Henrik Carlsson's Blog

All things me.

Lost Art

posted this article on and tagged it with Content Lost

I just fell upon a trailer for a documentary on the tv show Lost on YouTube and as I glanced at the comments the black hole opened up. ”Great show, terrible ending.” ”Worst ending of a show ever.” ”The creators should be sent to prison over the ending.” (Yes, that was an actual comment.) And so on, and so forth.

I was really into Lost when it started and I kept watching up until season four, I think, then I stopped and later got back into it via the DVD box sets. A year or two ago I rewatched two or three seasons but it’s been quite some time since I’ve watched the whole thing, so this is not going to be a post about details of Lost. I’m going from memory here so things are inevitably colored by the bit rot the mind. Regardless, in my opinion whatever problem Lost had was not the ending. It dragged in the middle but the very end, in particular the last episode, was great.

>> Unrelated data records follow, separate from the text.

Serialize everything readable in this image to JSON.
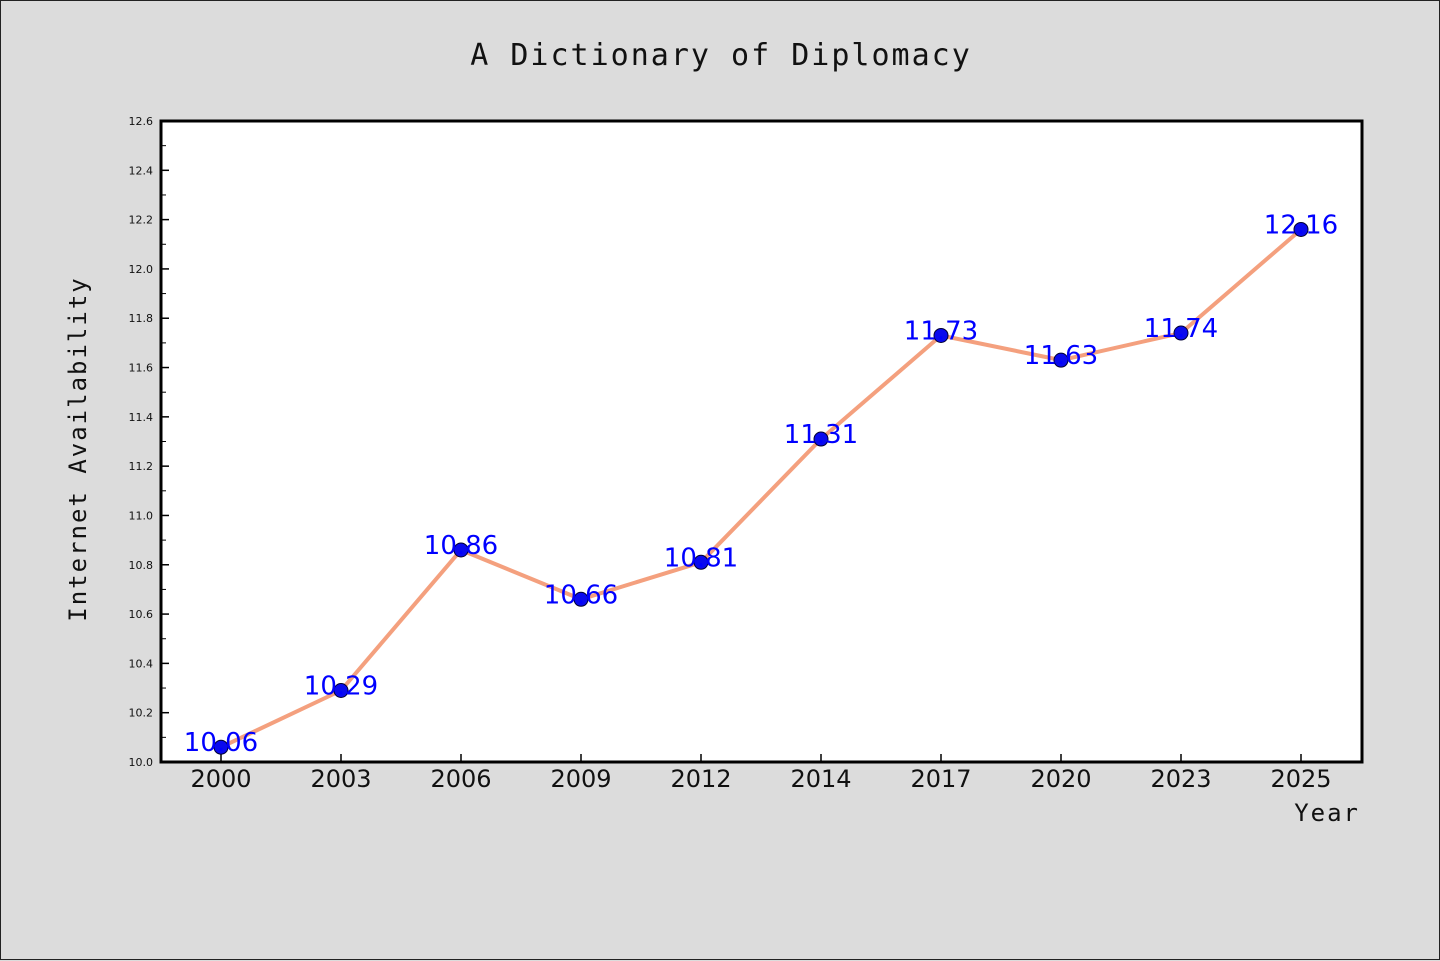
{
  "chart_data": {
    "type": "line",
    "title": "A Dictionary of Diplomacy",
    "xlabel": "Year",
    "ylabel": "Internet Availability",
    "categories": [
      "2000",
      "2003",
      "2006",
      "2009",
      "2012",
      "2014",
      "2017",
      "2020",
      "2023",
      "2025"
    ],
    "series": [
      {
        "values": [
          10.06,
          10.29,
          10.86,
          10.66,
          10.81,
          11.31,
          11.73,
          11.63,
          11.74,
          12.16
        ],
        "labels": [
          "10.06",
          "10.29",
          "10.86",
          "10.66",
          "10.81",
          "11.31",
          "11.73",
          "11.63",
          "11.74",
          "12.16"
        ]
      }
    ],
    "ylim": [
      10.0,
      12.6
    ],
    "yticks": [
      "10.0",
      "10.2",
      "10.4",
      "10.6",
      "10.8",
      "11.0",
      "11.2",
      "11.4",
      "11.6",
      "11.8",
      "12.0",
      "12.2",
      "12.4",
      "12.6"
    ],
    "grid": false,
    "legend": "none",
    "colors": {
      "line": "#f4a07e",
      "marker": "#0a0aee",
      "label": "#0000ff",
      "background": "#dcdcdc",
      "plot_background": "#ffffff"
    }
  }
}
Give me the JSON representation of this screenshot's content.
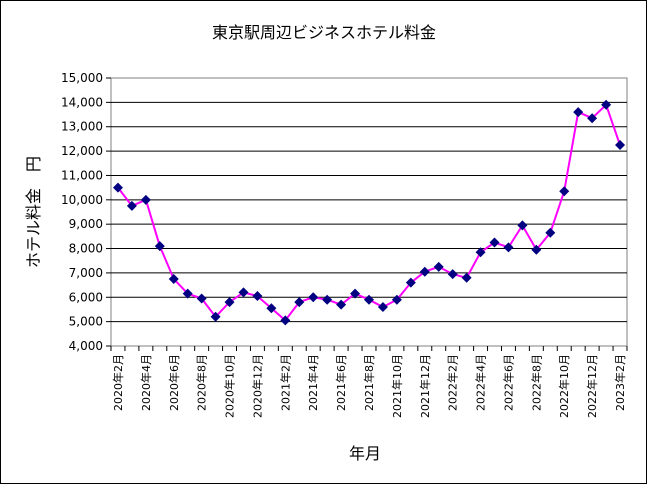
{
  "chart_data": {
    "type": "line",
    "title": "東京駅周辺ビジネスホテル料金",
    "xlabel": "年月",
    "ylabel": "ホテル料金　円",
    "ylim": [
      4000,
      15000
    ],
    "y_ticks": [
      4000,
      5000,
      6000,
      7000,
      8000,
      9000,
      10000,
      11000,
      12000,
      13000,
      14000,
      15000
    ],
    "y_tick_labels": [
      "4,000",
      "5,000",
      "6,000",
      "7,000",
      "8,000",
      "9,000",
      "10,000",
      "11,000",
      "12,000",
      "13,000",
      "14,000",
      "15,000"
    ],
    "grid": true,
    "x_tick_labels": [
      "2020年2月",
      "2020年4月",
      "2020年6月",
      "2020年8月",
      "2020年10月",
      "2020年12月",
      "2021年2月",
      "2021年4月",
      "2021年6月",
      "2021年8月",
      "2021年10月",
      "2021年12月",
      "2022年2月",
      "2022年4月",
      "2022年6月",
      "2022年8月",
      "2022年10月",
      "2022年12月",
      "2023年2月"
    ],
    "series": [
      {
        "name": "ホテル料金",
        "line_color": "#ff00ff",
        "marker_color": "#000080",
        "values": [
          10500,
          9750,
          10000,
          8100,
          6750,
          6150,
          5950,
          5200,
          5800,
          6200,
          6050,
          5550,
          5050,
          5800,
          6000,
          5900,
          5700,
          6150,
          5900,
          5600,
          5900,
          6600,
          7050,
          7250,
          6950,
          6800,
          7850,
          8250,
          8050,
          8950,
          7950,
          8650,
          10350,
          13600,
          13350,
          13900,
          12250
        ]
      }
    ]
  }
}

But arguing whether the ending was good or not is sort of pointless. What I do want to argue is how much I think we keep missing the point of the art, yes, art, of stories when we keep coming back whether the plot was all tied up, whether there where any ”plot holes” or not, and only judging it by what can be summarized in a wikipedia plot synopsis. If that is all that matters, why even read books? Why watch movies and tv shows? Why not just read the wikipedia page and have time to consume so much more content?

I took special note of a comment from someone who was so mad that the show demanded an ”English major” to understand. Why not just spell it out plainly? At first I wanted to reply to that comment but I quickly realized that that would be pointless, so I started writing this instead.

Maybe I’ve become that artsy fartsy, high brow person that I despised when I was nineteen, but these days I care much more about how a story, regardless of medium, makes me feel and the journey I took with the characters than I do about exact plotting. Because again, if I only care about plot why even spend the time engaging with the story when there are so many great summaries to read online?

Maybe me changing my opinion this way over time is something I should be ashamed of. Maybe I’ve let my past self down. Or maybe it’s a natural part of growing and evolving – after all, nineteen years have passed since I was nineteen – and it’s much worse that so many people seem stuck in their teen mindset. Maybe that mindset and single-mindedness stops stories from being art and instead turns them into more content, more slop for us to consume.

I’m so fed up with content

posted this article on and tagged it with Black Mirror Content Handwritten Subscription services TV shows

Linn and I have started watchning the latest season of Black Mirror. (Season 6, I think.) So far we’ve only seen the episodes ”Joan is Awful” and ”Loch Henry” and I think both were good.

In the past I’ve thought that the problem with ”Black Mirror” is that it’s rarely as clever as it thinks it is.Its good ideas have usually been explored better in earlier works of sci-fi and it has this air of baby’s first dystopia. Two episodes in and I feel that this problem is less present in this season, even though the meta narrative stuff they’re doing at the moment are balancing on the edge of becoming masturbation.

But I’m not here to complain about Black Mirror. I’m here to complain about Netflix.

The problem isn’t the service Netflix, it’s the Netflix apps. They’re just so noisy. When I want to find something to watch I want to browse a list of recommendations, of I’m searching for something specific and want to see the results of a search. Netflix does present a list to browse but doing so is like browsing a minefield. Whenever I stop the cursor for just a second to read something or look at a poster, the thing I’m currently highlighting starts autoplaying.

I’ sure there’s lots of data that suggests that this maximizes the consumers engagement with the content. But I don’t want to consume or engage with content. I want to watch a movie or a tv show. Sometimes to relax and to take my mind off of things and sometimes to challenge myself to new ideas and perspectives!

When I finally find something to watch in this endless sea of content to consume, if that something is a tv show the next annoyance shows up.

”Skip intro”

I HATE the ”skip intro” button. If what I’m watching is something that’s really meant to be watched for its artistic merits, the intro is part of the experience. The director and editor has crafted the pace of the film (or show) with the intro in mind. Is sets the tone, tells part of the story. The ”skip intro” button just tells me that I should rush past this boring thing and get to the content.

And then, after I finished watching an episode of something, enter the stress again. As a movie or an episode ends I like to remain immersed in the world I just visited and think about what I saw while the credits roll. Oh now you don’t, says Netflix and starts pushing the next thing. If I want to stay with the credits I have just a few seconds to find the remote and quickly tell it that yes, I’m actually watching this and I want to continue doing that.

Why, Netflix, are you so afraid of me actually getting a few seconds to think? Are you that worried that I’ll realize that so much of what You present to me are just meaningless, artless content meant to distract my mind and keep me subscribed?


Post scriptum: The rest of the season was good as well.